During the four hours participants were allocated certain tasks.

These tasks included visiting a shop and buying bottled water from the top shelf of the fridge, going to the post office or PostNet and buying a stamp; thereafter finding the nearest SAPS charge office to stamp a document, drawing money from an outdoor ATM and using a public toilet.

Commenting on the tasks, Stapleton said, “It was impossible to reach the top shelf.

“However, I was able to stretch and tipple a bottle off the shelf below.”

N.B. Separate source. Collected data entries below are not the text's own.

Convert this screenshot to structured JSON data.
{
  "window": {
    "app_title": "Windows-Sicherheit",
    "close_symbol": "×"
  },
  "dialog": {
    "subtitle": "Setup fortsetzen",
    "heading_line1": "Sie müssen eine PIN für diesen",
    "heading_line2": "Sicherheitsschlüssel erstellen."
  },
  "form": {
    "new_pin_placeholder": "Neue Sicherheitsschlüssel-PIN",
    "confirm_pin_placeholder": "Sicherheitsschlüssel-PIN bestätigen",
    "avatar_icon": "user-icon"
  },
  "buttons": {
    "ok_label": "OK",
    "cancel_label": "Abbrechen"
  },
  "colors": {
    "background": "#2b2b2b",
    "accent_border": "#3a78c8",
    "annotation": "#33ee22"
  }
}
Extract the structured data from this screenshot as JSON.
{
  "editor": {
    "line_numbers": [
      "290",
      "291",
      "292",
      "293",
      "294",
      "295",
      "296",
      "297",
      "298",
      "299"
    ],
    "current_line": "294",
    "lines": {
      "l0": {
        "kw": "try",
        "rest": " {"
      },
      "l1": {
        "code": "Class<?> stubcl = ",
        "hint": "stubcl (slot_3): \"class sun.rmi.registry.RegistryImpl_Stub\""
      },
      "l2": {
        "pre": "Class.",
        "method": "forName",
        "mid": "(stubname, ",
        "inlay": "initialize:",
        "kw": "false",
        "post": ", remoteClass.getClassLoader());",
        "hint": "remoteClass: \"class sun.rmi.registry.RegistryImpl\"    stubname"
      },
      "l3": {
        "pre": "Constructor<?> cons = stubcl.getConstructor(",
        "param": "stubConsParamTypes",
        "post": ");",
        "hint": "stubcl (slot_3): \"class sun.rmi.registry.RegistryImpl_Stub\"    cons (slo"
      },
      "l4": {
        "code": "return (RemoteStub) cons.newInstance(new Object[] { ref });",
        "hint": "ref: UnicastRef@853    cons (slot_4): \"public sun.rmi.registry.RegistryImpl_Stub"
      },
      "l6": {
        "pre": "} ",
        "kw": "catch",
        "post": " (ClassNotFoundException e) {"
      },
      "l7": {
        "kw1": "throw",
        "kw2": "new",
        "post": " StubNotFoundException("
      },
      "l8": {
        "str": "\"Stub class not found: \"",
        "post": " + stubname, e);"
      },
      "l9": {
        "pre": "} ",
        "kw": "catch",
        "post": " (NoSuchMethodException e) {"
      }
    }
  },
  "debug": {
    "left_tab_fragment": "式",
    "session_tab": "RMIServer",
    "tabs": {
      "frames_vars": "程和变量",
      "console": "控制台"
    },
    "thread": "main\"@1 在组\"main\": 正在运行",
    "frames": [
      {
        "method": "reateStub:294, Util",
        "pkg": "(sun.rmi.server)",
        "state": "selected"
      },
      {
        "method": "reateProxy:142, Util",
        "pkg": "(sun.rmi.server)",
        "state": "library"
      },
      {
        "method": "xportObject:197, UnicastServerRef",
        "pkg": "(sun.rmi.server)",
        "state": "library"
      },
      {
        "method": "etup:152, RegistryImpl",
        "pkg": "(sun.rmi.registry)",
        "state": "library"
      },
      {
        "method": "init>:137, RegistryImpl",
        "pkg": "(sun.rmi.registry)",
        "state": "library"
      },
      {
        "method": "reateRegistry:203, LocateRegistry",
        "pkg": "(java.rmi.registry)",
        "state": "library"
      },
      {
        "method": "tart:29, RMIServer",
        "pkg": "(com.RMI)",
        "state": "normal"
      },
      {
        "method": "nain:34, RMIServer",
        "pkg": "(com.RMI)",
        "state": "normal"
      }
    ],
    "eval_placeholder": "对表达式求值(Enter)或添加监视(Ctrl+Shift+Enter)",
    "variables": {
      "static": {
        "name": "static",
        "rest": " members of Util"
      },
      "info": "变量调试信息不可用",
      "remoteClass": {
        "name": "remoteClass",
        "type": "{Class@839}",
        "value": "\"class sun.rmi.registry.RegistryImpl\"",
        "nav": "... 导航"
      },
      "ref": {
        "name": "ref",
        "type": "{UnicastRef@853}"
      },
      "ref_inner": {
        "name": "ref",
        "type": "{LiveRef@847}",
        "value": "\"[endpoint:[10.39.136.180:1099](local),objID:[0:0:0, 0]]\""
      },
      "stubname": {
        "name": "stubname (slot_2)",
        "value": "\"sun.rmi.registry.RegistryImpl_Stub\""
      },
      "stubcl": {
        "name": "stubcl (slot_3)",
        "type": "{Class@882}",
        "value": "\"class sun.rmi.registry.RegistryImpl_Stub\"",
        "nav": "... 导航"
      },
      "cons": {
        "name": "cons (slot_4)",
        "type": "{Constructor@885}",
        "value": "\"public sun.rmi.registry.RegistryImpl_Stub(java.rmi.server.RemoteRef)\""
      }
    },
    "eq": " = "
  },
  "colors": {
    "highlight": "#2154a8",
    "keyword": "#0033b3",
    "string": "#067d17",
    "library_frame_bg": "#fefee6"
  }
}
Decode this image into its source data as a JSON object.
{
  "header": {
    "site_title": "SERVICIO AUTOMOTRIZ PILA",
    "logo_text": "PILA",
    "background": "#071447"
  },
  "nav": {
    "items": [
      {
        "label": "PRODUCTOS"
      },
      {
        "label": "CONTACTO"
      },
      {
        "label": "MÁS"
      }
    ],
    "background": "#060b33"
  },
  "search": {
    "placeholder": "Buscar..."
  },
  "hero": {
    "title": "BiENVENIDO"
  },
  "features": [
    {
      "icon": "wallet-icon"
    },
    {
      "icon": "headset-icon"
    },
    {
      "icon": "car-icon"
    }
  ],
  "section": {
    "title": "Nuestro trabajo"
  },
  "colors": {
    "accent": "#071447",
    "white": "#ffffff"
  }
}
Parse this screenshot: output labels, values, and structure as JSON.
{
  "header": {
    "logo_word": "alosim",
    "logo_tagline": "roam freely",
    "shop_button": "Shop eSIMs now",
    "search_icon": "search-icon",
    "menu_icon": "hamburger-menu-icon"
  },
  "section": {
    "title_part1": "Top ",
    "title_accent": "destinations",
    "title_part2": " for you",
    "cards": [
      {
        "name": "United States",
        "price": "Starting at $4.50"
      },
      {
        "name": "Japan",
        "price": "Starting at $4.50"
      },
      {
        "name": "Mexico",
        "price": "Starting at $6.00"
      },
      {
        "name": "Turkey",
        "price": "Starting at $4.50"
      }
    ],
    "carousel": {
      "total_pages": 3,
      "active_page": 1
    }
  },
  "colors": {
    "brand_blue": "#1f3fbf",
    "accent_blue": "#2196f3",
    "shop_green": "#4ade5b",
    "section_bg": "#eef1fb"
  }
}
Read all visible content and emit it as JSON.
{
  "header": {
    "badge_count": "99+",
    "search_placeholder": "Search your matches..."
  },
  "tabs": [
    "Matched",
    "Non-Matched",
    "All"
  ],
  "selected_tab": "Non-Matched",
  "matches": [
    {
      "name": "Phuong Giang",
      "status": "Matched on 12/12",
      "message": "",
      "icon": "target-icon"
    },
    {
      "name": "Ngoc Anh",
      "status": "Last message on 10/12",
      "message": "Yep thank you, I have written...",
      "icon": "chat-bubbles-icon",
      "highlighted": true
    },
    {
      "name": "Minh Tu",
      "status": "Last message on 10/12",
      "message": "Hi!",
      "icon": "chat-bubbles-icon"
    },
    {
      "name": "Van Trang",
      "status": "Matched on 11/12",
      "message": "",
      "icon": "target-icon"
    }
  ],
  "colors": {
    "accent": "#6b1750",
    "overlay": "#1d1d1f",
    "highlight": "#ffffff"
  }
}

He admits that he could not have the product of his choice and eventually had to ask a customer for assistance.

When it came to finding the nearest SAPS charge office, Stapleton said he had difficulty manoeuvring in and out of the car.

“The police at Kabega Police Station were very friendly and accommodating.”

Describing his trip to the post office he said it was a frightful experience as there was a “steepish” ramp, “My ‘soft, office hands’ needed to toughen up.”

When drawing money from an outdoor ATM he said he felt so low and exposed.

“I could not prevent ‘lurkers’ from seeing my pin number, and it was a bit of a challenge to see the keyboard. I could have been an easy target to rob.

“Using a public toilet was unbelievable,” he described.

“The passage to the toilet was very narrow. There wasn’t enough space; my elbows were knocking against the wall.”

To get access one needed a R2 coin, “I didn’t have one but I couldn’t turn the wheelchair in the passage so I had to reverse and call for help.”

Fortunately for him, his faithful driver was in close proximity.

“Once in the disabled toilet, I first had to juggle with my wallet, cell phone and water that I had bought,” he said.

He added that manoeuvring from chair to toilet and back was very difficult.

“My trip to the pharmacy was also a hassle. I was very wary of knocking delicate stuff. Luckily the pharmacist was very friendly and accommodating.

“The counter was very high though but fortunately I did not have to sign anything.”